Mark & LayerCrafter

Mark

Stumbled on a race condition in our legacy API that only triggers on a specific request pattern. Think you’d be up for digging into it?

LayerCrafter

Sure, but I’m not a quick‑fix person. Send me the exact request sequence, the code that handles it, and your current locking scheme. Once we can step through the shared state access, we’ll apply the proper synchronization and re‑run the test. Keep the logs granular so we catch the exact moment the race slips in.

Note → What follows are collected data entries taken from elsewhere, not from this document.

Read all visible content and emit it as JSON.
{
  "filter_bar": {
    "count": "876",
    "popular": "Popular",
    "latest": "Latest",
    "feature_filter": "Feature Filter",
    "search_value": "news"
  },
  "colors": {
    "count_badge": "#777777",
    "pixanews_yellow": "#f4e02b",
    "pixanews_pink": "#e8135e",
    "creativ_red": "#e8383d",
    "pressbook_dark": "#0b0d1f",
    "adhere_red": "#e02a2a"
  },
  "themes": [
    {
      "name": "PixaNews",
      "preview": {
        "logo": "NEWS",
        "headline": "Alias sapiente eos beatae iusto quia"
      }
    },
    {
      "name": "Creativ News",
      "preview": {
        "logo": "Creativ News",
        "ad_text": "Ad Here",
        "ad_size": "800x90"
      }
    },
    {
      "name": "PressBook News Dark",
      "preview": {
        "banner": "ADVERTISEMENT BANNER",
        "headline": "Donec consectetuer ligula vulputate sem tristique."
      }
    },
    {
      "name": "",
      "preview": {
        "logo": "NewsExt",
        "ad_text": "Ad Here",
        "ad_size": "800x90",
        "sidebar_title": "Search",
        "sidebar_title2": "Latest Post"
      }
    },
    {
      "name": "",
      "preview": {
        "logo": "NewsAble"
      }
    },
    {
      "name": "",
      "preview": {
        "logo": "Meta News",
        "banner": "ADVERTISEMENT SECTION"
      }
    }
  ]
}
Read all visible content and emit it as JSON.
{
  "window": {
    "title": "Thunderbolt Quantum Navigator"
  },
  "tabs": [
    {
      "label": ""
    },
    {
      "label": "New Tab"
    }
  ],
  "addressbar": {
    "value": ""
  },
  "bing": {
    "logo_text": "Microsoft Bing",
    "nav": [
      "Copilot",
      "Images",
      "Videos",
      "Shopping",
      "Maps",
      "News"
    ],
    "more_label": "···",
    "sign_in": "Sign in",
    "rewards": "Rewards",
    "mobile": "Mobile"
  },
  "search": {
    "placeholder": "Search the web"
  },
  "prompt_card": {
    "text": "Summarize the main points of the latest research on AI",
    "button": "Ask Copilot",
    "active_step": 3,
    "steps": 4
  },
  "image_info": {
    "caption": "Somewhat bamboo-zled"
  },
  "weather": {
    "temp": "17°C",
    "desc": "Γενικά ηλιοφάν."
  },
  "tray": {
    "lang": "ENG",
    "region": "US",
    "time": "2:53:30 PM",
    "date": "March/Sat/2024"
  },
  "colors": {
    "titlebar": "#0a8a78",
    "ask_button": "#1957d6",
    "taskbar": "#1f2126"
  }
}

If it starts emailing me about itself, we’ll know it solved itself.

Mark

Here’s the minimal path that reproduces it: 1. GET /api/status (first read) 2. POST /api/start (creates a job and stores a UUID) 3. GET /api/job/<uuid> (second read, expects the job to exist) 4. POST /api/finish/<uuid> (sets status to finished) The handler is in job.go: func handleStart(w http.ResponseWriter, r *http.Request) { id := uuid.New().String() job := &Job{ID: id, State: “running”} mu.Lock() jobs[id] = job mu.Unlock() json.NewEncoder(w).Encode(job) } func handleStatus(w http.ResponseWriter, r *http.Request) { mu.Lock() defer mu.Unlock() // read jobs map } The lock `mu` is a simple sync.Mutex. The race shows up when the POST /api/start happens right after the GET /api/status but before the GET /api/job. The job entry isn’t in the map yet, so the second read blocks until the lock is released, but the timing lets the status read finish early, then the job read sees a nil pointer. Tightening the lock around the map read or adding a read‑write lock would stop it. Also switch to sync.RWMutex and wrap the status read with RLock to reduce contention. Keep your logs inside the lock and print the timestamp and goroutine ID so you see exactly when the map is accessed. That’s all you need to see the glitch and fix it.

LayerCrafter

Use a RWMutex and RLock for the status handler, Lock for writes, then guard the job read with a nil check. That eliminates the window where the read sees a nil entry. Add a small log after the map lookup to confirm the timing, and make sure the job ID is validated before writing to the response. That’s all you need to nail the race.

Mark

Sounds good. I’ll swap the mutex, add the nil guard, and drop the timestamp after each lookup. Let’s hit run.